Chapter 25. Expanding Your Data Warehouse with Unstructured Data
In This Chapter
Recognizing the limits of today's data warehousing
Getting data through multimedia
Looking at business intelligence and unstructured data
Going from unstructured information to structured data
Today's data landscape now encompasses a dizzying array of new information channels, new sources of data, and new analysis and reporting imperatives. According to analyst groups, nearly 80 to 85 percent of today's data is unstructured, and new information channels such as Web, e-mail, voice over IP, instant messaging (IM), text messaging, and podcasts are rapidly creating huge stores of nontraditional data. Data from any of these sources will be requested from your users to be integrated into your data warehouse.

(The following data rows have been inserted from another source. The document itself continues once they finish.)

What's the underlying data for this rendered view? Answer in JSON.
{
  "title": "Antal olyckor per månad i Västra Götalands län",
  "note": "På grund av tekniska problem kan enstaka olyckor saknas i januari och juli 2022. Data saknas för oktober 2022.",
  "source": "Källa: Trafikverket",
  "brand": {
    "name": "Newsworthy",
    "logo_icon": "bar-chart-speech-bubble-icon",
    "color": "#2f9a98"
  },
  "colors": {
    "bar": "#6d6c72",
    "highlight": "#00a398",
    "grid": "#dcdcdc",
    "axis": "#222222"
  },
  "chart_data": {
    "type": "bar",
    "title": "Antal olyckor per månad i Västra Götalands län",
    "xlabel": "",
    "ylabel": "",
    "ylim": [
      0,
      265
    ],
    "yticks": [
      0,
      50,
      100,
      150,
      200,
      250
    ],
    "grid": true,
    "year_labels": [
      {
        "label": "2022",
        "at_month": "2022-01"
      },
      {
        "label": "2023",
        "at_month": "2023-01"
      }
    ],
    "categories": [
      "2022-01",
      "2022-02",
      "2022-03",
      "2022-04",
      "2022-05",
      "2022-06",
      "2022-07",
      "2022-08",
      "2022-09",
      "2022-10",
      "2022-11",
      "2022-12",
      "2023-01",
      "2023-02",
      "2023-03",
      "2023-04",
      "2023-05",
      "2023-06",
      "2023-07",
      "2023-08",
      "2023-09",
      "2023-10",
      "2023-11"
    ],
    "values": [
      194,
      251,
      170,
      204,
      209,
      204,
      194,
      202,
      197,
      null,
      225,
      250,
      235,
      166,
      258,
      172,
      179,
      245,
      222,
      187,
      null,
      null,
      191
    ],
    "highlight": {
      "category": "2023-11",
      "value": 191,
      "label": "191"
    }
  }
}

Traditional Data Warehousing Means Analyzing Traditional Data Types
Unless you've used an extraordinary, state-of-the-art data warehouse, your business intelligence functionality has probably been limited to these types of data:
Numbers: Numeric data in the technical form of integers and decimal numbers
Text: Character data, typically fixed-length alphanumeric information that's rarely more than about 255 characters per occurrence, although (very rarely) it might go up to 4,000 characters
Dates and times: Either actual dates and times or, more likely, ranges of dates (such as a month and year for which product sales are grouped and stored)
That's about it.
To be fair, data warehousing in its original incarnation, ...